O desfile dos atletas, pela primeira vez na história, apresentou uma ação pela preservação da natureza. Cada um dos esportistas recebeu um “tubete” com substrato para semear uma árvore nativa do Brasil. Segundo a organização, o plantio de 207 espécies será um dos legados dos Jogos do Rio.
Os aros olímpicos, grandes símbolos da Olimpíada, foram representados em verde, como se tivessem nascido das mudas plantadas pelos atletas.
A equipe de refugiados, presente no evento pela primeira vez, foi muito aplaudida. Yane Marques, do pentatlo moderno, carregou a bandeira brasileira à frente da maior delegação do País na história dos Jogos. O Brasil, como país-sede, fechou o desfile, e foi seguido pela parte mais “burocrática” do evento: discursos do presidente do COB e do Comitê Organizador Rio-2016, Carlos Arthur Nuzman (“Deste Brasil de hoje, nasce um mundo novo”), e do presidente do COI, Thomas Bach.
Bach também entregou, pela primeira vez na história, um prêmio do COI para o medalhista queniano Kip Keino, bicampeão em corridas de meio-fundo. Hoje, o ex-atleta foi reconhecido pelo trabalho em prol da educação em seu país natal.
Em seguida, o presidente em exercício, Michel Temer, abriu oficialmente os Jogos, ao som de vaias de parte dos presentes.
A “apoteose” dos atletas foi marcada pela canção de Ary Barroso “Isso Aqui, O que É”, executada por Caetano Veloso, Gilberto Gil e Anitta.

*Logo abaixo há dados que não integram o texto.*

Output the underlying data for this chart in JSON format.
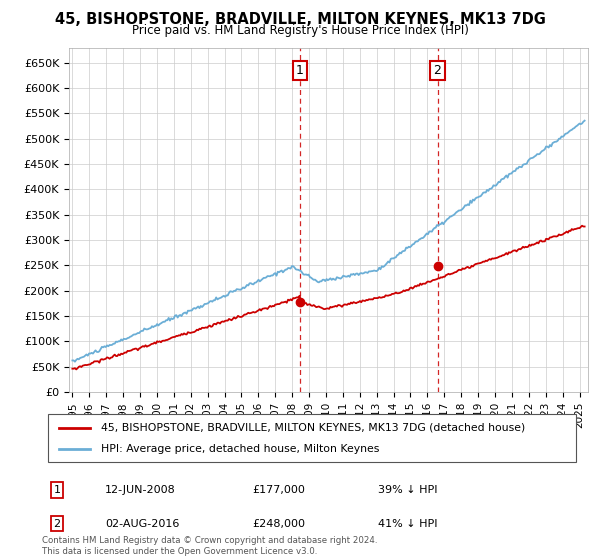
{
  "title": "45, BISHOPSTONE, BRADVILLE, MILTON KEYNES, MK13 7DG",
  "subtitle": "Price paid vs. HM Land Registry's House Price Index (HPI)",
  "ylabel_ticks": [
    "£0",
    "£50K",
    "£100K",
    "£150K",
    "£200K",
    "£250K",
    "£300K",
    "£350K",
    "£400K",
    "£450K",
    "£500K",
    "£550K",
    "£600K",
    "£650K"
  ],
  "ytick_vals": [
    0,
    50000,
    100000,
    150000,
    200000,
    250000,
    300000,
    350000,
    400000,
    450000,
    500000,
    550000,
    600000,
    650000
  ],
  "ylim": [
    0,
    680000
  ],
  "xlim_start": 1994.8,
  "xlim_end": 2025.5,
  "hpi_color": "#6baed6",
  "price_color": "#cc0000",
  "marker1_x": 2008.45,
  "marker1_y": 177000,
  "marker2_x": 2016.6,
  "marker2_y": 248000,
  "marker1_date": "12-JUN-2008",
  "marker1_price": "£177,000",
  "marker1_pct": "39% ↓ HPI",
  "marker2_date": "02-AUG-2016",
  "marker2_price": "£248,000",
  "marker2_pct": "41% ↓ HPI",
  "legend_label1": "45, BISHOPSTONE, BRADVILLE, MILTON KEYNES, MK13 7DG (detached house)",
  "legend_label2": "HPI: Average price, detached house, Milton Keynes",
  "footnote": "Contains HM Land Registry data © Crown copyright and database right 2024.\nThis data is licensed under the Open Government Licence v3.0.",
  "background_color": "#ffffff",
  "grid_color": "#cccccc"
}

Todos foram acompanhados por passistas, mestres-salas e porta-bandeiras das escolas de samba vencedoras do Carnaval 2016. O grande final do segmento foi a participação das baterias, que agitaram o público do Maracanã.
A pira olímpica acendida por Vanderlei Cordeiro de Lima, ao contrário dos anos anteriores, não teve grande volume de fogo. Refletida em uma estrutura em formato de sol, ela foi pensada para passar a mensagem da redução de emissões de carbono. Após a cerimônia, o fogo foi levado do Maracanã ao Boulevar Olímpico, onde deverá permanecer até o fim dos Jogos.
Uma grande queima de fogos encerrou o espetáculo, acompanhado por um público estimado em 3 bilhões de pessoas no mundo todo.